There are plenty of legitimate reasons why U.S.-Russia relations have suffered. Russia brazenly pushed its self-interest over international order with its unlawful annexation of Crimea, invasion of Ukraine and poisoning of people on British soil. And the evidence of its interference in our 2016 election is overwhelming.
As far back as January 2017, U.S. intelligence agencies have publicly asserted Putin ordered the Russian influence campaign in our presidential election, a finding echoed by the Senate and House intelligence committees. Special Counsel Robert Mueller’s ongoing investigation, which has already led to the indictments of 32 people and three companies, last week provided a detailed trail of the electronic breadcrumbs left by a dozen Russian agents accused of hacking Trump’s political opponents and releasing the information for his benefit.
In his meeting with Putin, Trump failed the most basic job requirement of his high office. He didn’t stand up for America.
The half-hearted backpedaling Tuesday didn’t change that. Sure, he acknowledged in prepared remarks from the White House, “I accept our intelligence community’s conclusion that Russia’s meddling in the 2016 election took place.”

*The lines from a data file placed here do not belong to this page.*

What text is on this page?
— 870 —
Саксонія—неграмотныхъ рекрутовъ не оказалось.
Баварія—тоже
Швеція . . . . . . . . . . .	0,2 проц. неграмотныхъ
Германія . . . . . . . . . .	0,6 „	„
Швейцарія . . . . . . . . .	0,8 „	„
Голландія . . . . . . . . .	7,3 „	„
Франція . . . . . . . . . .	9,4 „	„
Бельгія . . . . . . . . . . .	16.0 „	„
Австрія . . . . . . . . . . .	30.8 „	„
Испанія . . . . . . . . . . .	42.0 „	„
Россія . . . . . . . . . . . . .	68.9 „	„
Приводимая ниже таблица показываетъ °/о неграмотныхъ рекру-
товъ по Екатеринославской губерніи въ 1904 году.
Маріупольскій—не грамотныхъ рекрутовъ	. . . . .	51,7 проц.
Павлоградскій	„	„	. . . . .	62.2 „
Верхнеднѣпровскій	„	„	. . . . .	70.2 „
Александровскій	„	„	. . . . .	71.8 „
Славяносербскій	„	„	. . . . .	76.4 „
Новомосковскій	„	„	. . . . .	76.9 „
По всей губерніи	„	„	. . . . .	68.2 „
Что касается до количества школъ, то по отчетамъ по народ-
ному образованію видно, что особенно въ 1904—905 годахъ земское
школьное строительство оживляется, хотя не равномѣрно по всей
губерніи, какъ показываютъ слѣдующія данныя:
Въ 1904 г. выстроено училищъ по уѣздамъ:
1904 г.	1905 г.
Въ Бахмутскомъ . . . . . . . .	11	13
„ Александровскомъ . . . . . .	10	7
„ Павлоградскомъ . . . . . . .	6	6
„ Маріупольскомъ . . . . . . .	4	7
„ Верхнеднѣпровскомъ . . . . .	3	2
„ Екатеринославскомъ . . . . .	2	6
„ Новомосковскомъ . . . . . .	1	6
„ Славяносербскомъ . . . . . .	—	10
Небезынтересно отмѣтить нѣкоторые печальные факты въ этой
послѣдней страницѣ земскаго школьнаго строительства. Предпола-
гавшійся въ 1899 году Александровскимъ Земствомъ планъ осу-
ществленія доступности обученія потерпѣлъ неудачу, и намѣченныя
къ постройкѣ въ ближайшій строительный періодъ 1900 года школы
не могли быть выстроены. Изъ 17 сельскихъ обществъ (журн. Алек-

But, he couldn’t resist giving Russia cover, adding, “Could be other people, also. A lot of people out there.”
We don’t understand Trump’s compulsion to give comfort to geopolitical foes like Russia while spurning longtime U.S. allies in Europe. But we recognize the danger this poses to American interests.
The president’s conduct this week baffled and repulsed many members of his own party who swiftly criticized his comments. It’s time for them to back up their words with deeds.

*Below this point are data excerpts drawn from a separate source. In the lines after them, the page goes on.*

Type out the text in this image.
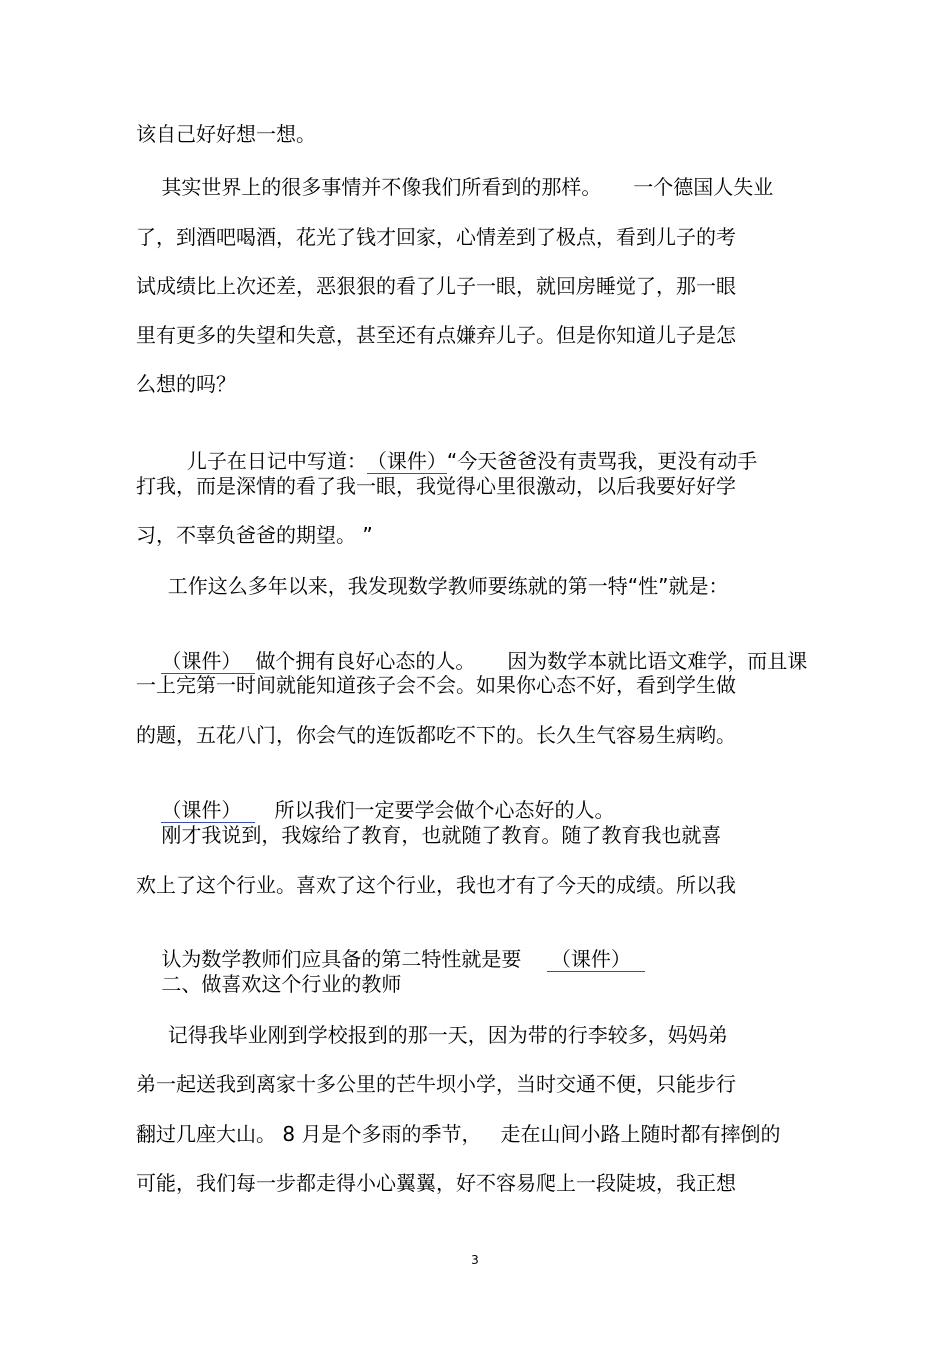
该自己好好想一想。
其实世界上的很多事情并不像我们所看到的那样。     一个德国人失业
了，到酒吧喝酒，花光了钱才回家，心情差到了极点，看到儿子的考
试成绩比上次还差，恶狠狠的看了儿子一眼，就回房睡觉了，那一眼
里有更多的失望和失意，甚至还有点嫌弃儿子。但是你知道儿子是怎
么想的吗？

儿子在日记中写道：（课件）“今天爸爸没有责骂我，更没有动手

打我，而是深情的看了我一眼，我觉得心里很激动，以后我要好好学
习，不辜负爸爸的期望。 ”
工作这么多年以来，我发现数学教师要练就的第一特“性”就是：

（课件） 做个拥有良好心态的人。     因为数学本就比语文难学，而且课

一上完第一时间就能知道孩子会不会。如果你心态不好，看到学生做
的题，五花八门，你会气的连饭都吃不下的。长久生气容易生病哟。

（课件）   所以我们一定要学会做个心态好的人。

刚才我说到，我嫁给了教育，也就随了教育。随了教育我也就喜
欢上了这个行业。喜欢了这个行业，我也才有了今天的成绩。所以我

认为数学教师们应具备的第二特性就是要    （课件）

二、做喜欢这个行业的教师
记得我毕业刚到学校报到的那一天，因为带的行李较多，妈妈弟
弟一起送我到离家十多公里的芒牛坝小学，当时交通不便，只能步行
翻过几座大山。 8 月是个多雨的季节，   走在山间小路上随时都有摔倒的
可能，我们每一步都走得小心翼翼，好不容易爬上一段陡坡，我正想
3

Congress must reclaim its rightful role as a check on presidential power. Most urgently, it should create political pressure and provide funding for U.S. agencies to disrupt any Russian efforts to meddle in the midterm elections this fall — a very real threat that U.S. agencies have warned about. The Senate has included a provision in the National Defense Authorization Act prodding the president to direct this kind of proactive, coordinated cybersecurity action. The House of Representatives should follow suit.
This action is all the more critical because Trump’s own agencies announced in March that Russians had successfully hacked into the U.S. power grid and posed a threat to other systems touching the everyday lives of millions of Americans. Yet, inexplicably, the Trump administration in May eliminated the top cybersecurity coordinator position at the White House. Congress should conduct hearings to examine America’s readiness to protect the country from hacking threats posed by Russia, North Korea, Iran and other rogue actors.
Congress should also send a clear signal that those who interfered in the 2016 election will be held accountable. It should pass a law ensuring Mueller is able to complete his investigation and present his findings to Congress. While it may be a largely symbolic gesture, lawmakers should also call for the extradition of the Russian conspirators who have been indicted as part of Mueller’s investigation.
The president’s shocking display this week of deference to Russia drew a line in the sand for all Americans. It’s been his habit to demand complete loyalty from GOP lawmakers, but they recognize moments that call for serving country above party. Both chambers voted overwhelmingly last year to impose sanctions on Russia for interfering in the 2016 election, showing veto-proof majorities are attainable when national security is at stake.
We are encouraged to see U.S. Sen. Bob Corker (R-Tenn.) has called on Secretary of State Mike Pompeo to testify next week before the Senate Foreign Relations Committee on the administration’s stance toward Russia. But, we deserve to know more. We hope Republicans will join Sen. Jeanne Shaheen (D-N.H.) and other Democrats calling for Trump’s interpreter to testify before Congress on the president’s lengthy closed-door meeting with Putin.
Trump rose to office amid a drumbeat of “America First,” but his actions toward Russia serve his own ego and leave our country vulnerable to future attacks.
It’s time for Congress to truly put America First.